The case arose from a lawsuit filed by a contingent of Republican state attorneys general, one governor, and a few individuals. They asserted that Congress's elimination of the tax penalty under the ACA individual mandate provision, part of last year's Tax Cuts and Jobs Act, rendered the entire ACA unconstitutional. Little immediate effect is expected—the court did not issue an injunction—but if upheld, the decision's eventual effects on U.S. health care will be monumental.
The individual mandate requires taxpayers to obtain health coverage for themselves and their families. Failure to do so results in assessments under the Internal Revenue Code. The Tax Cuts and Jobs Act did not eliminate the individual mandate rules altogether, but did (effective January 1, 2019) reduce the tax consequences of failing to obtain coverage to zero dollars. In 2012, the U.S. Supreme Court upheld the constitutionality of the individual mandate based on Congress's taxing power. With the elimination of the tax penalty, the court found that the individual mandate no longer constitutes an exercise of Congress's tax power, and is, therefore, unconstitutional. Finding further that the individual mandate is essential to the ACA as a whole, the court struck down the entire Act.

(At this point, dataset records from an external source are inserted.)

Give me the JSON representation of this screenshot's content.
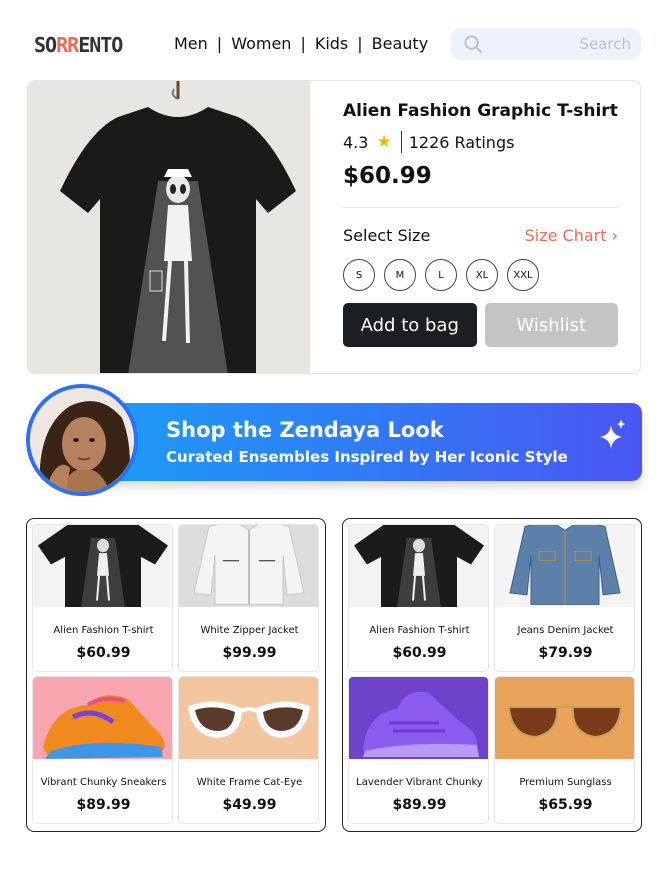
{
  "header": {
    "logo": {
      "part1": "SO",
      "part2": "RR",
      "part3": "ENTO"
    },
    "nav": [
      {
        "label": "Men"
      },
      {
        "label": "Women"
      },
      {
        "label": "Kids"
      },
      {
        "label": "Beauty"
      }
    ],
    "separator": "|",
    "search": {
      "placeholder": "Search",
      "icon": "search-icon"
    }
  },
  "product": {
    "title": "Alien Fashion Graphic T-shirt",
    "rating": "4.3",
    "rating_icon": "star-icon",
    "ratings_count": "1226 Ratings",
    "price": "$60.99",
    "select_size_label": "Select Size",
    "size_chart_label": "Size Chart",
    "sizes": [
      "S",
      "M",
      "L",
      "XL",
      "XXL"
    ],
    "add_to_bag_label": "Add to bag",
    "wishlist_label": "Wishlist"
  },
  "banner": {
    "title": "Shop the Zendaya Look",
    "subtitle": "Curated Ensembles Inspired by Her Iconic Style",
    "icon": "sparkle-icon"
  },
  "looks": [
    {
      "items": [
        {
          "name": "Alien Fashion T-shirt",
          "price": "$60.99"
        },
        {
          "name": "White Zipper Jacket",
          "price": "$99.99"
        },
        {
          "name": "Vibrant Chunky Sneakers",
          "price": "$89.99"
        },
        {
          "name": "White Frame Cat-Eye",
          "price": "$49.99"
        }
      ]
    },
    {
      "items": [
        {
          "name": "Alien Fashion T-shirt",
          "price": "$60.99"
        },
        {
          "name": "Jeans Denim Jacket",
          "price": "$79.99"
        },
        {
          "name": "Lavender Vibrant Chunky",
          "price": "$89.99"
        },
        {
          "name": "Premium Sunglass",
          "price": "$65.99"
        }
      ]
    }
  ],
  "colors": {
    "accent": "#ef6a55",
    "banner_start": "#1aa0f5",
    "banner_end": "#4a56f2",
    "button_dark": "#1c1f22",
    "button_disabled": "#c4c4c4"
  }
}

If the trial court's ruling is upheld by the appellate courts, the ACA insurance market reforms that prohibit pre-existing condition exclusions, guarantee continued issue of insurance, require coverage for children through their parents' coverage until age 26, and assure minimum essential benefits, including preventive health benefits without copayments, will no longer be required. Many of the Marketplace health insurance exchanges, all of the premium subsidies for lower income families enrolled for coverage in the Marketplace Exchanges, and extended Medicaid coverage provisions would also be eliminated.

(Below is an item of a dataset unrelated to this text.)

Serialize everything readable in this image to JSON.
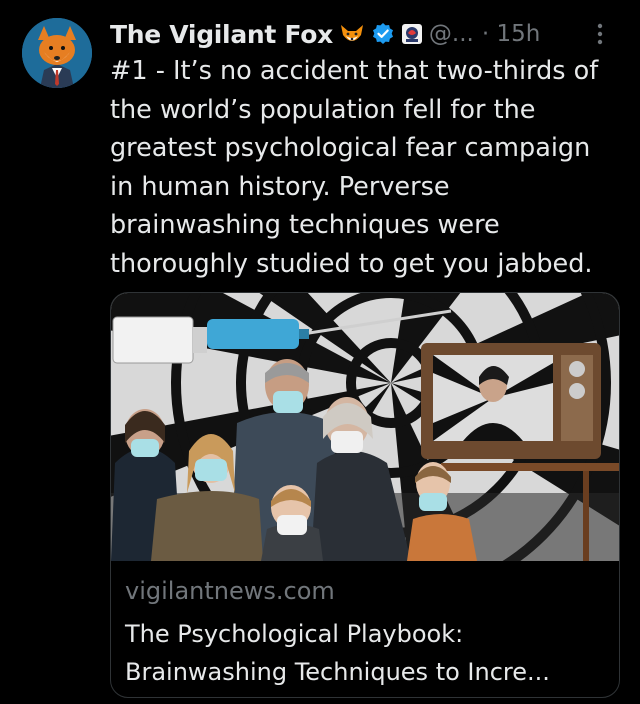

The court's ruling is expected to have little immediate effect. The court did not issue an injunction, and the Trump administration has asserted that it will continue to enforce the terms of the ACA pending appeal, notwithstanding its vocal opposition to the law. The administration's unwillingness to defend the individual mandate in the lawsuit led a number of attorneys general, from states more supportive of the ACA, to intervene. They are certain to appeal the ruling and may be joined by the House of Representatives when Democrats become the majority party in January.
The decision has far-reaching political consequences. It was a major issue in last month's federal mid-term elections and a significant issue in state elections as well. States have increasingly needed to take positions on ACA-related issues. Besides determining whether to join one side or the other of this lawsuit (nearly two-thirds of states are now involved) and ongoing questions about the role to play in health insurance exchanges, many states are faced with determining the extent to which they will support association health plans and short-term, limited duration insurance, whether they will expand Medicaid coverage, and whether they will seek waivers of ACA requirements. If courts ultimately strike down the ACA, the burden of addressing health care and how to pay for it will likely fall even more heavily on the states.
Before that occurs, the litigants in the case will be sharpening their arguments for appeal to the Fifth Circuit Court of Appeals and potentially the Supreme Court, where two new justices now sit. Because these justices replace two who previously voted to strike down the ACA as unconstitutional, attention may once again focus on Chief Justice Roberts, who previously authored the opinion that upheld the constitutionality of the individual mandate and the ACA.